For Yasser Louati, a Paris-based human rights activist and former spokesperson of Collective Against Islamophobia in France, the stabbing of Muslim women in a Paris park is yet another manifestation of the French government's hasty and inadequate anti-radicalisation response that only fuels anger in the wider French society and causes retaliations against innocent Muslims. 

"Muslims in France have already been living in an anti-Muslim environment at least for 25 years and now they are being held responsible for the beheading of the teacher,” Louati told TRT World.

As French Muslims have always felt wronged by the system and subjected to collective punishments for someone else's crime, the backlash caused by the French teacher's beheading wasn't any different.  

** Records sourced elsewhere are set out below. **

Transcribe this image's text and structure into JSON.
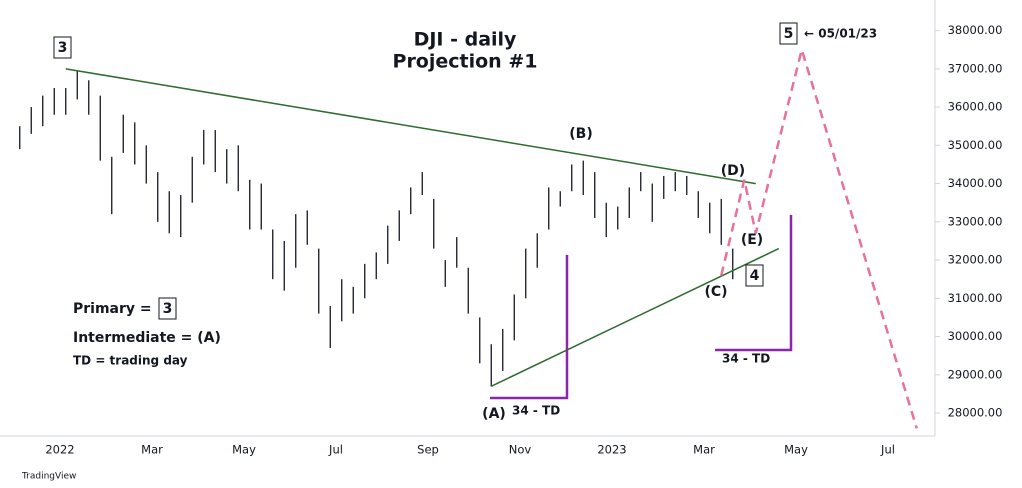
{
  "chart_data": {
    "type": "range_bar",
    "title": "DJI - daily",
    "subtitle": "Projection #1",
    "categories": [
      null,
      null,
      null,
      null,
      "2022",
      null,
      null,
      null,
      null,
      null,
      null,
      null,
      "Mar",
      null,
      null,
      null,
      null,
      null,
      null,
      null,
      "May",
      null,
      null,
      null,
      null,
      null,
      null,
      null,
      "Jul",
      null,
      null,
      null,
      null,
      null,
      null,
      null,
      "Sep",
      null,
      null,
      null,
      null,
      null,
      null,
      null,
      "Nov",
      null,
      null,
      null,
      null,
      null,
      null,
      null,
      "2023",
      null,
      null,
      null,
      null,
      null,
      null,
      null,
      "Mar",
      null,
      null,
      null,
      null,
      null,
      null,
      null,
      "May",
      null,
      null,
      null,
      null,
      null,
      null,
      null,
      "Jul",
      null,
      null,
      null
    ],
    "highs": [
      35500,
      36000,
      36300,
      36500,
      36500,
      36950,
      36700,
      36300,
      34700,
      35800,
      35600,
      35000,
      34300,
      33800,
      33700,
      34700,
      35400,
      35400,
      34900,
      35000,
      34100,
      34000,
      32800,
      32500,
      33200,
      33300,
      32300,
      30800,
      31500,
      31300,
      31900,
      32200,
      32900,
      33300,
      33900,
      34300,
      33600,
      32000,
      32600,
      31800,
      30500,
      29800,
      30200,
      31100,
      32300,
      32700,
      33900,
      33800,
      34500,
      34600,
      34300,
      33500,
      33400,
      33900,
      34300,
      34000,
      34200,
      34300,
      34200,
      33800,
      33500,
      33600,
      32300,
      null,
      null,
      null,
      null,
      null,
      null,
      null,
      null,
      null,
      null,
      null,
      null,
      null,
      null,
      null,
      null,
      null
    ],
    "lows": [
      34900,
      35300,
      35500,
      35800,
      35800,
      36200,
      35800,
      34600,
      33200,
      34800,
      34500,
      34000,
      33000,
      32700,
      32600,
      33500,
      34500,
      34300,
      34000,
      33800,
      32800,
      32800,
      31500,
      31200,
      31800,
      32400,
      30600,
      29700,
      30400,
      30600,
      31000,
      31500,
      31900,
      32500,
      33200,
      33700,
      32300,
      31300,
      31800,
      30600,
      29300,
      28700,
      29100,
      29900,
      31000,
      31800,
      32800,
      33400,
      33800,
      33700,
      33100,
      32600,
      32800,
      33100,
      33800,
      33000,
      33600,
      33800,
      33700,
      33100,
      32700,
      32400,
      31500,
      null,
      null,
      null,
      null,
      null,
      null,
      null,
      null,
      null,
      null,
      null,
      null,
      null,
      null,
      null,
      null,
      null
    ],
    "color": "#131722",
    "trendlines": [
      {
        "x": [
          4,
          64
        ],
        "values": [
          37000,
          34000
        ],
        "color": "#2e6b2e"
      },
      {
        "x": [
          41,
          66
        ],
        "values": [
          28700,
          32300
        ],
        "color": "#2e6b2e"
      }
    ],
    "projection": {
      "x": [
        61,
        63,
        64,
        68,
        78
      ],
      "values": [
        31600,
        34100,
        32700,
        37500,
        27600
      ],
      "color": "#e8709a"
    },
    "ylim": [
      27400,
      38800
    ],
    "yticks": [
      {
        "value": 28000,
        "label": "28000.00"
      },
      {
        "value": 29000,
        "label": "29000.00"
      },
      {
        "value": 30000,
        "label": "30000.00"
      },
      {
        "value": 31000,
        "label": "31000.00"
      },
      {
        "value": 32000,
        "label": "32000.00"
      },
      {
        "value": 33000,
        "label": "33000.00"
      },
      {
        "value": 34000,
        "label": "34000.00"
      },
      {
        "value": 35000,
        "label": "35000.00"
      },
      {
        "value": 36000,
        "label": "36000.00"
      },
      {
        "value": 37000,
        "label": "37000.00"
      },
      {
        "value": 38000,
        "label": "38000.00"
      }
    ],
    "annotations": {
      "wave3": "3",
      "waveB": "(B)",
      "waveD": "(D)",
      "waveE": "(E)",
      "waveC": "(C)",
      "wave4": "4",
      "waveA": "(A)",
      "wave5": "5",
      "date5": "← 05/01/23",
      "td1": "34 - TD",
      "td2": "34 - TD",
      "primary": "Primary  =",
      "primary_val": "3",
      "intermediate": "Intermediate = (A)",
      "td_note": "TD = trading day"
    },
    "footer": "TradingView"
  }
}
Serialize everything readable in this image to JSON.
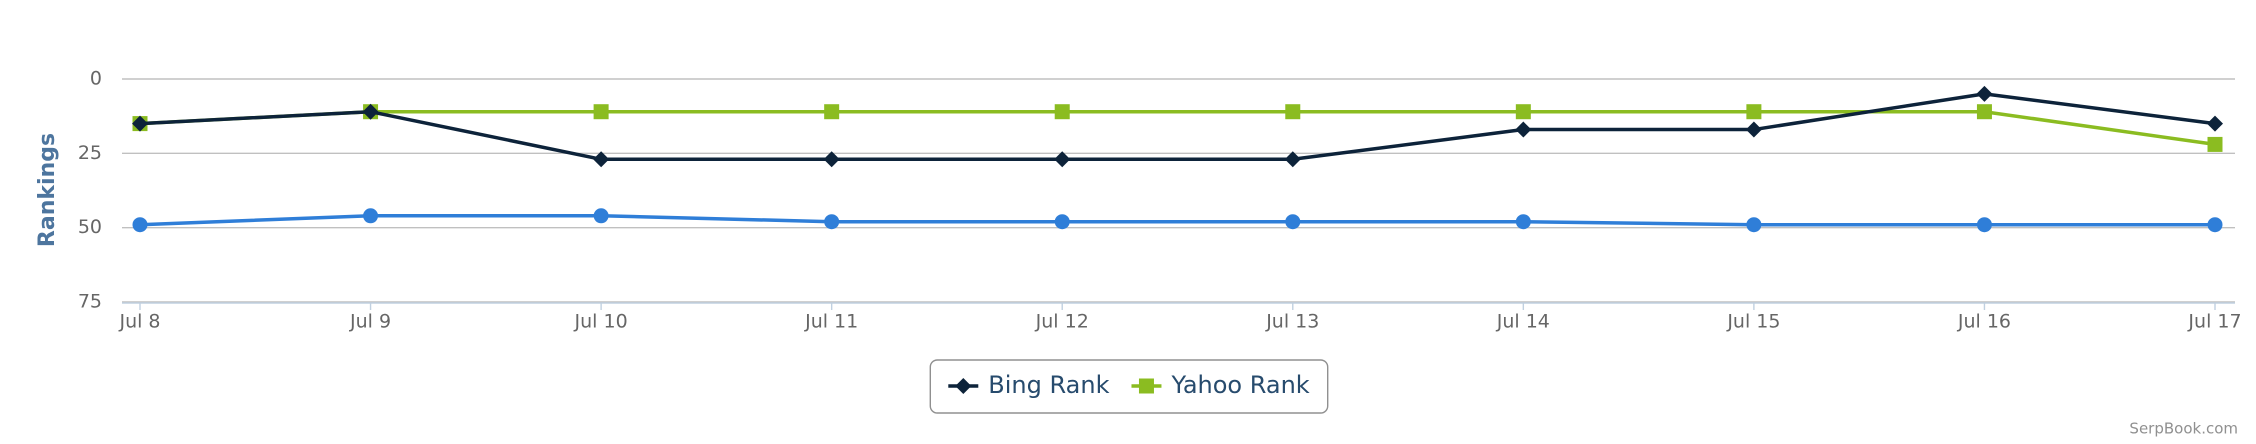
{
  "chart_data": {
    "type": "line",
    "y_axis_label": "Rankings",
    "credit": "SerpBook.com",
    "categories": [
      "Jul 8",
      "Jul 9",
      "Jul 10",
      "Jul 11",
      "Jul 12",
      "Jul 13",
      "Jul 14",
      "Jul 15",
      "Jul 16",
      "Jul 17"
    ],
    "series": [
      {
        "name": "Bing Rank",
        "color": "#0d233a",
        "marker": "diamond",
        "values": [
          15,
          11,
          27,
          27,
          27,
          27,
          17,
          17,
          5,
          15
        ]
      },
      {
        "name": "Yahoo Rank",
        "color": "#8bbc21",
        "marker": "square",
        "values": [
          15,
          11,
          11,
          11,
          11,
          11,
          11,
          11,
          11,
          22
        ]
      },
      {
        "color": "#2f7ed8",
        "marker": "circle",
        "values": [
          49,
          46,
          46,
          48,
          48,
          48,
          48,
          49,
          49,
          49
        ]
      }
    ],
    "ylim": [
      0,
      75
    ],
    "yticks": [
      0,
      25,
      50,
      75
    ],
    "reversed": true,
    "grid": true
  }
}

The French Interior Minister Geral Darmanin, in a tweet, called two Muslim NGOs, Baraka City and Collective Against Islamophobia (CCIF) as enemies of France, and called for their dissolution. Both organisations denied the claims of “condoning terrorism.”

Many other Muslim associations to which the government has previously granted subsidies, are now being targeted in a much wider crackdown against the entire Muslim community. 

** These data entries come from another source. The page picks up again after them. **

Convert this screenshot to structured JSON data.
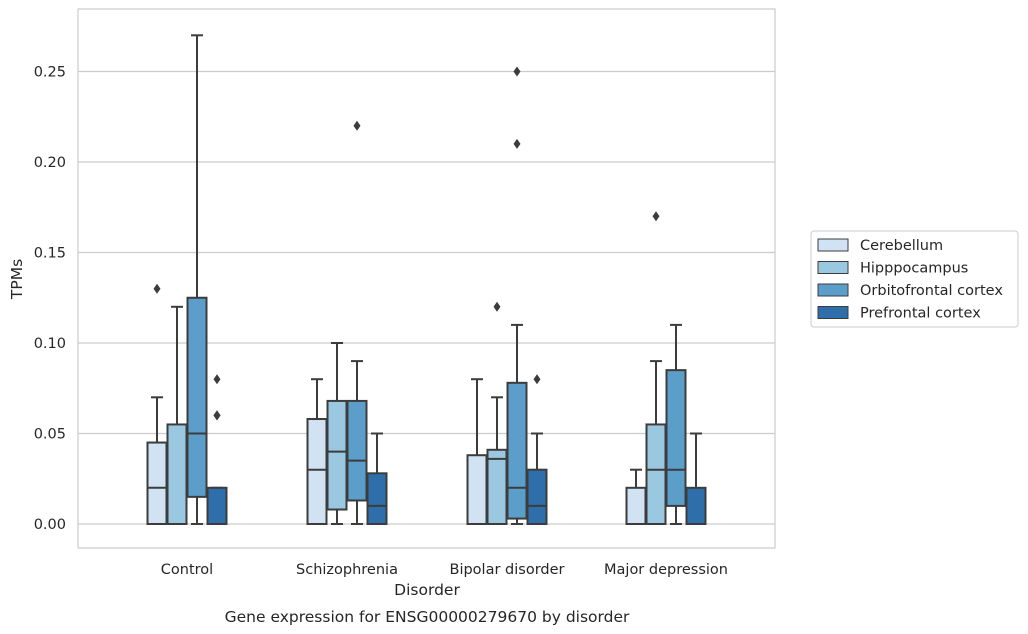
{
  "chart_data": {
    "type": "box",
    "caption": "Gene expression for ENSG00000279670 by disorder",
    "xlabel": "Disorder",
    "ylabel": "TPMs",
    "ylim": [
      -0.013,
      0.285
    ],
    "yticks": [
      0.0,
      0.05,
      0.1,
      0.15,
      0.2,
      0.25
    ],
    "ytick_labels": [
      "0.00",
      "0.05",
      "0.10",
      "0.15",
      "0.20",
      "0.25"
    ],
    "grid": true,
    "legend_position": "right",
    "categories": [
      "Control",
      "Schizophrenia",
      "Bipolar disorder",
      "Major depression"
    ],
    "series": [
      {
        "name": "Cerebellum",
        "color": "#d1e2f2",
        "boxes": [
          {
            "whislo": 0.0,
            "q1": 0.0,
            "med": 0.02,
            "q3": 0.045,
            "whishi": 0.07,
            "fliers": [
              0.13
            ]
          },
          {
            "whislo": 0.0,
            "q1": 0.0,
            "med": 0.03,
            "q3": 0.058,
            "whishi": 0.08,
            "fliers": []
          },
          {
            "whislo": 0.0,
            "q1": 0.0,
            "med": 0.0,
            "q3": 0.038,
            "whishi": 0.08,
            "fliers": []
          },
          {
            "whislo": 0.0,
            "q1": 0.0,
            "med": 0.0,
            "q3": 0.02,
            "whishi": 0.03,
            "fliers": []
          }
        ]
      },
      {
        "name": "Hipppocampus",
        "color": "#9ac8e0",
        "boxes": [
          {
            "whislo": 0.0,
            "q1": 0.0,
            "med": 0.0,
            "q3": 0.055,
            "whishi": 0.12,
            "fliers": []
          },
          {
            "whislo": 0.0,
            "q1": 0.008,
            "med": 0.04,
            "q3": 0.068,
            "whishi": 0.1,
            "fliers": []
          },
          {
            "whislo": 0.0,
            "q1": 0.0,
            "med": 0.036,
            "q3": 0.041,
            "whishi": 0.07,
            "fliers": [
              0.12
            ]
          },
          {
            "whislo": 0.0,
            "q1": 0.0,
            "med": 0.03,
            "q3": 0.055,
            "whishi": 0.09,
            "fliers": [
              0.17
            ]
          }
        ]
      },
      {
        "name": "Orbitofrontal cortex",
        "color": "#5b9ec9",
        "boxes": [
          {
            "whislo": 0.0,
            "q1": 0.015,
            "med": 0.05,
            "q3": 0.125,
            "whishi": 0.27,
            "fliers": []
          },
          {
            "whislo": 0.0,
            "q1": 0.013,
            "med": 0.035,
            "q3": 0.068,
            "whishi": 0.09,
            "fliers": [
              0.22
            ]
          },
          {
            "whislo": 0.0,
            "q1": 0.003,
            "med": 0.02,
            "q3": 0.078,
            "whishi": 0.11,
            "fliers": [
              0.21,
              0.25
            ]
          },
          {
            "whislo": 0.0,
            "q1": 0.01,
            "med": 0.03,
            "q3": 0.085,
            "whishi": 0.11,
            "fliers": []
          }
        ]
      },
      {
        "name": "Prefrontal cortex",
        "color": "#2d6eab",
        "boxes": [
          {
            "whislo": 0.0,
            "q1": 0.0,
            "med": 0.0,
            "q3": 0.02,
            "whishi": 0.02,
            "fliers": [
              0.06,
              0.06,
              0.08
            ]
          },
          {
            "whislo": 0.0,
            "q1": 0.0,
            "med": 0.01,
            "q3": 0.028,
            "whishi": 0.05,
            "fliers": []
          },
          {
            "whislo": 0.0,
            "q1": 0.0,
            "med": 0.01,
            "q3": 0.03,
            "whishi": 0.05,
            "fliers": [
              0.08
            ]
          },
          {
            "whislo": 0.0,
            "q1": 0.0,
            "med": 0.0,
            "q3": 0.02,
            "whishi": 0.05,
            "fliers": []
          }
        ]
      }
    ]
  }
}
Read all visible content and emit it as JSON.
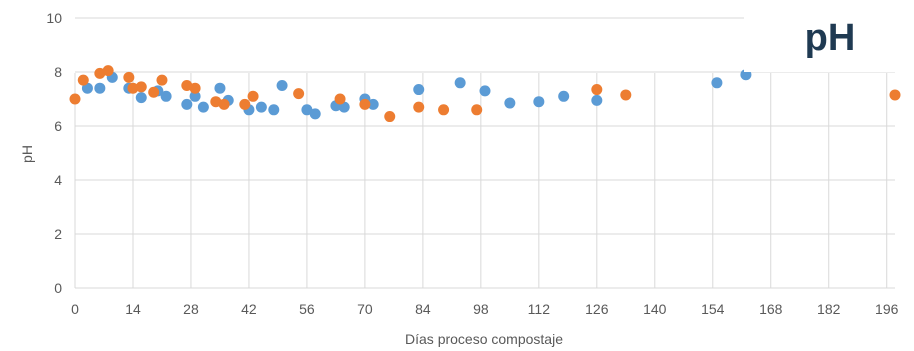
{
  "chart_data": {
    "type": "scatter",
    "title": "pH",
    "xlabel": "Días proceso compostaje",
    "ylabel": "pH",
    "xlim": [
      0,
      200
    ],
    "ylim": [
      0,
      10
    ],
    "grid": true,
    "legend": "none",
    "x_ticks": [
      "0",
      "14",
      "28",
      "42",
      "56",
      "70",
      "84",
      "98",
      "112",
      "126",
      "140",
      "154",
      "168",
      "182",
      "196"
    ],
    "y_ticks": [
      "0",
      "2",
      "4",
      "6",
      "8",
      "10"
    ],
    "colors": [
      "#5b9bd5",
      "#ed7d31"
    ],
    "series": [
      {
        "color": "#5b9bd5",
        "points": [
          [
            3,
            7.4
          ],
          [
            6,
            7.4
          ],
          [
            9,
            7.8
          ],
          [
            13,
            7.4
          ],
          [
            16,
            7.05
          ],
          [
            20,
            7.3
          ],
          [
            22,
            7.1
          ],
          [
            27,
            6.8
          ],
          [
            29,
            7.1
          ],
          [
            31,
            6.7
          ],
          [
            35,
            7.4
          ],
          [
            37,
            6.95
          ],
          [
            42,
            6.6
          ],
          [
            45,
            6.7
          ],
          [
            48,
            6.6
          ],
          [
            50,
            7.5
          ],
          [
            56,
            6.6
          ],
          [
            58,
            6.45
          ],
          [
            63,
            6.75
          ],
          [
            65,
            6.7
          ],
          [
            70,
            7.0
          ],
          [
            72,
            6.8
          ],
          [
            83,
            7.35
          ],
          [
            93,
            7.6
          ],
          [
            99,
            7.3
          ],
          [
            105,
            6.85
          ],
          [
            112,
            6.9
          ],
          [
            118,
            7.1
          ],
          [
            126,
            6.95
          ],
          [
            155,
            7.6
          ],
          [
            162,
            7.9
          ]
        ]
      },
      {
        "color": "#ed7d31",
        "points": [
          [
            0,
            7.0
          ],
          [
            2,
            7.7
          ],
          [
            6,
            7.95
          ],
          [
            8,
            8.05
          ],
          [
            13,
            7.8
          ],
          [
            14,
            7.4
          ],
          [
            16,
            7.45
          ],
          [
            19,
            7.25
          ],
          [
            21,
            7.7
          ],
          [
            27,
            7.5
          ],
          [
            29,
            7.4
          ],
          [
            34,
            6.9
          ],
          [
            36,
            6.8
          ],
          [
            41,
            6.8
          ],
          [
            43,
            7.1
          ],
          [
            54,
            7.2
          ],
          [
            64,
            7.0
          ],
          [
            70,
            6.8
          ],
          [
            76,
            6.35
          ],
          [
            83,
            6.7
          ],
          [
            89,
            6.6
          ],
          [
            97,
            6.6
          ],
          [
            126,
            7.35
          ],
          [
            133,
            7.15
          ],
          [
            198,
            7.15
          ]
        ]
      }
    ]
  }
}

For Louati, President Macron's de-radicalisation response is like throwing "oil on fire" as it only leads to further exclusion of Muslims from French society. 

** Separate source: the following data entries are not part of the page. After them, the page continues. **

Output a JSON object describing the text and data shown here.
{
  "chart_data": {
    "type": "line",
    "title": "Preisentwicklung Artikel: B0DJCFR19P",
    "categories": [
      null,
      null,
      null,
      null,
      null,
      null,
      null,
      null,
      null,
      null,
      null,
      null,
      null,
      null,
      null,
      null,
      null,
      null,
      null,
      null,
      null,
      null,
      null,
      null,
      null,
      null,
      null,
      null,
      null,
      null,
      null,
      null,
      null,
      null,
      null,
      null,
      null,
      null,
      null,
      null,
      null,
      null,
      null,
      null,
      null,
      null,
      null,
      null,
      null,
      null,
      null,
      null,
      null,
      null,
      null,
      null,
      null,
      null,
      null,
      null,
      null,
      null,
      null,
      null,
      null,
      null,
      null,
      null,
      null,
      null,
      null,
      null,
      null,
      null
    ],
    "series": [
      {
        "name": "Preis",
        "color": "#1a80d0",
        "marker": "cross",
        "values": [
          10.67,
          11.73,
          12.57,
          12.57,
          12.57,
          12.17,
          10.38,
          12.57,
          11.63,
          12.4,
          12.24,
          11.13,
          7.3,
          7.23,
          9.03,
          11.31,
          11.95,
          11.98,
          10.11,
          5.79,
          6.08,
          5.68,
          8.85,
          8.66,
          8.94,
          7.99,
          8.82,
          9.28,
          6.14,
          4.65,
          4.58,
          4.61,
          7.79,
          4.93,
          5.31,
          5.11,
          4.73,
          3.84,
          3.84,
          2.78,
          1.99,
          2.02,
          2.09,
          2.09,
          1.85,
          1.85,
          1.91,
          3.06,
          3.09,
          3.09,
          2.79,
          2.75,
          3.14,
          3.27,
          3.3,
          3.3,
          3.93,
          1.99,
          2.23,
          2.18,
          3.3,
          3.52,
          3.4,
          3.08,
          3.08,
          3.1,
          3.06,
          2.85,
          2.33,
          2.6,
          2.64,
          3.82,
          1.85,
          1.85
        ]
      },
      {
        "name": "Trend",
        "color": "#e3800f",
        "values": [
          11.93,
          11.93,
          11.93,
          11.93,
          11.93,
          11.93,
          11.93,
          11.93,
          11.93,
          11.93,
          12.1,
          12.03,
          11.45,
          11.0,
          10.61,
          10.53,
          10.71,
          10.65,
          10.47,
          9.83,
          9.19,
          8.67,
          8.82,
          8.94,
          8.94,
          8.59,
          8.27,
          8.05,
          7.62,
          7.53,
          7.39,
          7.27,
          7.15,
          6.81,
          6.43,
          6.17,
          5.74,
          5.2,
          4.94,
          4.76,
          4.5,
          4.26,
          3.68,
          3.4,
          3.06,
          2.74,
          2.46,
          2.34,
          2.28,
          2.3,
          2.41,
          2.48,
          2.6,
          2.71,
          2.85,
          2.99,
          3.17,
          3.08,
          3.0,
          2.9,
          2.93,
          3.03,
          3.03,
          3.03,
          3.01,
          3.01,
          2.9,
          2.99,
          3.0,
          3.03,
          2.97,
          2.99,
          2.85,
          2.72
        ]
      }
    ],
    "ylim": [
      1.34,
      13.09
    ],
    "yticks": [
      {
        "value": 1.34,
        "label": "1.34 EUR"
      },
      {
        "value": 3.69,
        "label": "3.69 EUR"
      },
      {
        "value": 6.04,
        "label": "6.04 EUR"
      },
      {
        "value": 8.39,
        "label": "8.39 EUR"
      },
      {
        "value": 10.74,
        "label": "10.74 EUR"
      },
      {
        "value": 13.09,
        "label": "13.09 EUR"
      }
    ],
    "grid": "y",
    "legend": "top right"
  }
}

In 2013, a leaked confidential report on counter radicalisation by The Secretariat-General for National Defence and Security (SGDSN), has called the French government's repressive counter-radicalisation approach a complete failure and demanded that religious leaders and community leaders get involved in such programmes. 

But the definition of radicalisation in the eyes of the government is still unclear. It is an “ambiguous concept that is being used under the pressure of events,” according to a report on how to prevent it presented in the French senate in 2017.

“Collective punishment”

The French government has been criticised for its inability to strike a balance between counter terrorism and collective punishment of Muslim citizens in the past, too. 

For instance, in 2015,  the French Government adopted a nationwide state of emergency to track down and destroy the extremist networks in the country. The move came in response to the terror attack on the offices of Charlie Hebdo, a satirical magazine which had published a controversial drawing of Prophet Muhammad. At least 12 people were killed in the attack, leaving the nation in shock. 

The emergency law, which gave the police unbridled powers to arrest anyone on mere suspicion and raid private properties on a whim, was prolonged for several months. The police carried out nearly 3600 warrantless raids since the publication was attacked, while Islamophobic attacks on Muslims increased across the country. 

Out of those 3600 raids, only six led to terrorism-related criminal investigations. 

Although the police response has largely been inconsiderate towards Muslim citizens, the people from the minority community have equally mourned the incidents like the beheading of the French teacher. 

“There's been a lot of vigils and commemorations for the teacher who was murdered and many Muslim teachers were attending these ceremonies for their colleague,” Nadine Sayegh, a Paris-based researcher specialising in Human Security and Countering Violent Extremism tells TRT World

“The real issue is unequal treatment in the punishment of such crimes,” she says, pointing out the government's counter measures that almost always singles out the Muslim community.

“The white women who attacked Muslim women have been arrested for attempted murder, not a hate crime. No one related to them has been arrested -- which is the way a crime should be treated,” she says. 

Yannis Mahil, an academic from Strasbourg tells TRT World that he feels the deep psychological pressure of being a 'visible' Muslim and fears being targeted. In the current climate, “the society is pushing the Muslims to justify themselves” for crimes they didn’t commit, he says. 

For Louti, the process of marking Muslims out as usual suspects have snatched away their right to grieve along with their fellow citizens, as the feeling of mourning is often overshadowed by the feeling of fear. 

“You go to bed in shock, you sleep fearing the police at your door,” he says.